•  Unable to re-register compute manager when crl_checking_enabled is set to TRUE
  

   The API below returns a few flags in a JSON structure, one of which is "crl_checking_enabled": "true".

  GET https://<NSX Manager>/policy/api/v1/infra/security-global-config
  
  JSON response: 
  {
      "crl_checking_enabled": true,
      "ca_signed_only": false,
      "eku_checking_enabled": true,
      "id": "#########-####-####-####-###########",
      "_create_time": 1679339007871,
      "_create_user": "system",
      "_last_modified_time": 1679339007871,
      "_last_modified_user": "system", "_protection": "NOT_PROTECTED",
      "_revision": 0
  }

• Registration of a compute manager in NSX-T fails with error code 90206.

• The error indicates a failure to find the signing principal for the Certificate Revocation List (CRL).

CRL check for certificate of Compute Manager <FQDN_REDACTED> failed because of CRL check failed: Couldn't find signing principal of the CRL CN=<CA_NAME_REDACTED>,O=<ORG_NAME_REDACTED>,C=<REGION_REDACTED>. (Error code: 90206)

• NSX & vCenter Handshake analysis via OpenSSL confirms vCenter does not present the full chain of certificate on port 443.
  This can be verified using the below command on NSX manager (root mode)

openssl s_client -connect <VC_FQDN>:443 -showcerts

VMware NSX

• The vCenter Server is not configured to send the full certificate chain during the TLS handshake.

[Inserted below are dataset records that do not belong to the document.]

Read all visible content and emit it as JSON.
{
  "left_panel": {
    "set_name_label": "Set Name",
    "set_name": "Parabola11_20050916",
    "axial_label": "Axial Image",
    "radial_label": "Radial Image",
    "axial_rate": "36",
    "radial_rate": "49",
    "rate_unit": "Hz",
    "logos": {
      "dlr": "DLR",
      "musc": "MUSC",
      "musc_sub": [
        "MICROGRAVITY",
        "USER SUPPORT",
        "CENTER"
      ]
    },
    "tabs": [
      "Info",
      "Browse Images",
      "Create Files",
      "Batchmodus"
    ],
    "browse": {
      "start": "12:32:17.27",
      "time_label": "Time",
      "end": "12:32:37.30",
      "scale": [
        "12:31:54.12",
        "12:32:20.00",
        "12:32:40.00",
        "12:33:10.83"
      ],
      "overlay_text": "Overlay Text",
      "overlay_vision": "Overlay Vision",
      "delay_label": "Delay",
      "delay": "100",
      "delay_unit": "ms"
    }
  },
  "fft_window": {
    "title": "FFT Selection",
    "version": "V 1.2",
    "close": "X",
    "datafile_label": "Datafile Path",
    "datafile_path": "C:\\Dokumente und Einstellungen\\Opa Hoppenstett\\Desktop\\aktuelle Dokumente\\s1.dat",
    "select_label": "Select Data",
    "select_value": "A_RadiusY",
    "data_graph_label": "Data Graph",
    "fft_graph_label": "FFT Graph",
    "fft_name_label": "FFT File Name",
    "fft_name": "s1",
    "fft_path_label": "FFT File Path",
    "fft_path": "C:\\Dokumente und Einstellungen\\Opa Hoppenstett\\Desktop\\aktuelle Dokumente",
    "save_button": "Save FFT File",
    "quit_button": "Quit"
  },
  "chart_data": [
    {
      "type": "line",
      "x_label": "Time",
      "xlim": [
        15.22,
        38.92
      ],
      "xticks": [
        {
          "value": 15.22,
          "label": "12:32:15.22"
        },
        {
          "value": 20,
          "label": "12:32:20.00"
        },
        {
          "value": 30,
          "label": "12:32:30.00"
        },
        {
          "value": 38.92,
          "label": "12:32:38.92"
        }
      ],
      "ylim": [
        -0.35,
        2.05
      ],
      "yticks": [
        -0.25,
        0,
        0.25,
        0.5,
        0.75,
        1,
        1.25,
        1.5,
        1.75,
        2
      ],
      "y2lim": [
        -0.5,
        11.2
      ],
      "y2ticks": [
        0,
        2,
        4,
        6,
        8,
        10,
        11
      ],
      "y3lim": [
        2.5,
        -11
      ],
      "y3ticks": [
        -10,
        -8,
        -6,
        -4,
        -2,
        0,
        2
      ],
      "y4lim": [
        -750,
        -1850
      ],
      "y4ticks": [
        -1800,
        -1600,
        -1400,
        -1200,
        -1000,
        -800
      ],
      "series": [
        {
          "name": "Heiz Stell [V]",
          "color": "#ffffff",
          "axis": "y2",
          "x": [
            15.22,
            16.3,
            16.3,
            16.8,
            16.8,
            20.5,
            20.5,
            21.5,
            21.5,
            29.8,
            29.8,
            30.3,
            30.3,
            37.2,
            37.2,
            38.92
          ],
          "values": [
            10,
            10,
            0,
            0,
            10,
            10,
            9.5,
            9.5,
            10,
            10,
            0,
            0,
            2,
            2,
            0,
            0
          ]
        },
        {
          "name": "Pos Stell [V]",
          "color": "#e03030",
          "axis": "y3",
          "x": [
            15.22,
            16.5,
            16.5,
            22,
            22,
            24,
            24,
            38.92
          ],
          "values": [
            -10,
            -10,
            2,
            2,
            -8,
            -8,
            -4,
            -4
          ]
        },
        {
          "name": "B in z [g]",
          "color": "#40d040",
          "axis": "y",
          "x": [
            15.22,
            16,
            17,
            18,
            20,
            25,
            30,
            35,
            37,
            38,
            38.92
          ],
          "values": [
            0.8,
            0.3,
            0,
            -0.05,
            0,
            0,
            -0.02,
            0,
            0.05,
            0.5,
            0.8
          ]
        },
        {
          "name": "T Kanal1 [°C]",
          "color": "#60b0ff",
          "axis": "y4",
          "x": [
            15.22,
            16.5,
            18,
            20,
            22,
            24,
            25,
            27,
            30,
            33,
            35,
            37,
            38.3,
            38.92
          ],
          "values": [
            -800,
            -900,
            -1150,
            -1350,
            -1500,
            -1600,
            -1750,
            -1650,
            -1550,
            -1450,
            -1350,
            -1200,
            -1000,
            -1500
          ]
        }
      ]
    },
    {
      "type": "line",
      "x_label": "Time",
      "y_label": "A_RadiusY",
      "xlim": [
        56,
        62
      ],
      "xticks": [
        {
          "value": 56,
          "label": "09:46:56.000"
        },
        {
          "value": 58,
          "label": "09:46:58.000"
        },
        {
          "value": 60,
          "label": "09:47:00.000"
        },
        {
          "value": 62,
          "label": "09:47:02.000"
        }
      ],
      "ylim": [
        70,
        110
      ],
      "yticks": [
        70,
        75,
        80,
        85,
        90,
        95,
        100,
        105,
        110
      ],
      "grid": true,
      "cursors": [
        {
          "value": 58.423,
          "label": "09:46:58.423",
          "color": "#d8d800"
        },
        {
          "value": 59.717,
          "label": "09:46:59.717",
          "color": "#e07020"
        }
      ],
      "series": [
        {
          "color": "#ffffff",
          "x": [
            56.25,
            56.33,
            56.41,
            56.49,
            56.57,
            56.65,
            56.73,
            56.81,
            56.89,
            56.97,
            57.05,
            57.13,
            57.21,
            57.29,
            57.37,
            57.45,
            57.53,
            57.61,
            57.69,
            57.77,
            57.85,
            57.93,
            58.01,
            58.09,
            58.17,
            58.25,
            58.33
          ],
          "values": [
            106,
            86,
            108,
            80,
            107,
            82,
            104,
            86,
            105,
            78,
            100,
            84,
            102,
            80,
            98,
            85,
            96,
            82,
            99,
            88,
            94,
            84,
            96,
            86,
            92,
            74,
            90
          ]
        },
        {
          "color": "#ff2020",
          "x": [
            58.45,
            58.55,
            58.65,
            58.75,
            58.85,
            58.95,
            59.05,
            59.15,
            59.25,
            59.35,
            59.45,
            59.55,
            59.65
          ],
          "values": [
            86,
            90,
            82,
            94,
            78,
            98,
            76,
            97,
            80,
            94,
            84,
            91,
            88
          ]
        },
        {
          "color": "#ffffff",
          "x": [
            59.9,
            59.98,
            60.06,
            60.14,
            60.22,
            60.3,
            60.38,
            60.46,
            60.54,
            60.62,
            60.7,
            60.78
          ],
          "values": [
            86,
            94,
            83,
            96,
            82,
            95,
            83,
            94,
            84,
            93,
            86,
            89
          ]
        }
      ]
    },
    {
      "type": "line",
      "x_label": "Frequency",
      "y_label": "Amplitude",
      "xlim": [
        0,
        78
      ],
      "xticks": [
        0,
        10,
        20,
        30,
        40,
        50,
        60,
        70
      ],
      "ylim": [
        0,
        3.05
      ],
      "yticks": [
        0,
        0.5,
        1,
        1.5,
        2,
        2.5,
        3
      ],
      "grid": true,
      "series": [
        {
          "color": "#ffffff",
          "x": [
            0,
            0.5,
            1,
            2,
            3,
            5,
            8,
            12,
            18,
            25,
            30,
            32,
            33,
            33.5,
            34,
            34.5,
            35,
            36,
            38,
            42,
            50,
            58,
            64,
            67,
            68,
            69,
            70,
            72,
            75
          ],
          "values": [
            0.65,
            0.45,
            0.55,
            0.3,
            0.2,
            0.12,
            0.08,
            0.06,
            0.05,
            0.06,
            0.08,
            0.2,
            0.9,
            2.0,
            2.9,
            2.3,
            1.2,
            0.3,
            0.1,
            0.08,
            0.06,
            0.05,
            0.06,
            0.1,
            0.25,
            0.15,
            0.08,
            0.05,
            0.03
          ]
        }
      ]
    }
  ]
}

• CRL checking, when enabled on the NSX Manager, requires the complete chain to identify the signing authority of the CRL.

Append the intermediate CA certificates to the leaf certificate file in the correct signing order on the vCenter MACHINE_SSL_CERT following the below steps on vCenter:

• Backup the current machine SSL certificate and private pair.

/usr/lib/vmware-vmafd/bin/vecs-cli entry getcert --store MACHINE_SSL_CERT --alias __MACHINE_CERT > mach.crt

/usr/lib/vmware-vmafd/bin/vecs-cli entry getkey --store MACHINE_SSL_CERT --alias __MACHINE_CERT > mach.key

• Delete the existing certificate entry from the MACHINE_SSL_CERT store to allow for a chain update.

/usr/lib/vmware-vmafd/bin/vecs-cli entry delete --store MACHINE_SSL_CERT --alias __MACHINE_CERT

• Append the intermediate CA certificates to the leaf certificate file in the correct signing order.

• Ensure the root CA is not included in the server certificate chain as per standard TLS requirements.

•  Edit mach.crt file and append the intermediate CA certificates in the right order in this fashion.
  
  leaf.cert
  
  intermediate CA1
  
  intermediate CA2
  
  .
  
  .
  
  last intermediate CA
  
  >intermediate CA1 should have signed the leaf and intermediate CA2 should have signed intermediate CA1 and the last >intermediate CA should be signed by the self signed root CA which MUST not be present in the server certificate chain.
  
  
  

• Recreate the certificate entry in the VECS store using the updated chain and original private key.

Recreate the Machine SSL Certificate entry in VECS,

/usr/lib/vmware-vmafd/bin/vecs-cli entry create --store MACHINE_SSL_CERT --alias __MACHINE_CERT --cert mach.crt --key mach.key

• Restart the rhttpproxy service and all associated services to load the new certificate chain on port 443.

service-control --restart rhttpproxy

service-control --start  --all

• Verify the fix by running an OpenSSL connect command to ensure the full chain is presented.

openssl s_client -connect <VC_FQDN>:443 -showcerts

• Re-authenticate the vCenter within the NSX Manager interface to complete the registration.

Once you see that the  cert chain is getting presented during the TLS between NSX and VC , Please reauth the VC on NSX.

The CRL check functions correctly even if vCenter and NSX certificates are signed by different issuers, provided the chain is intact.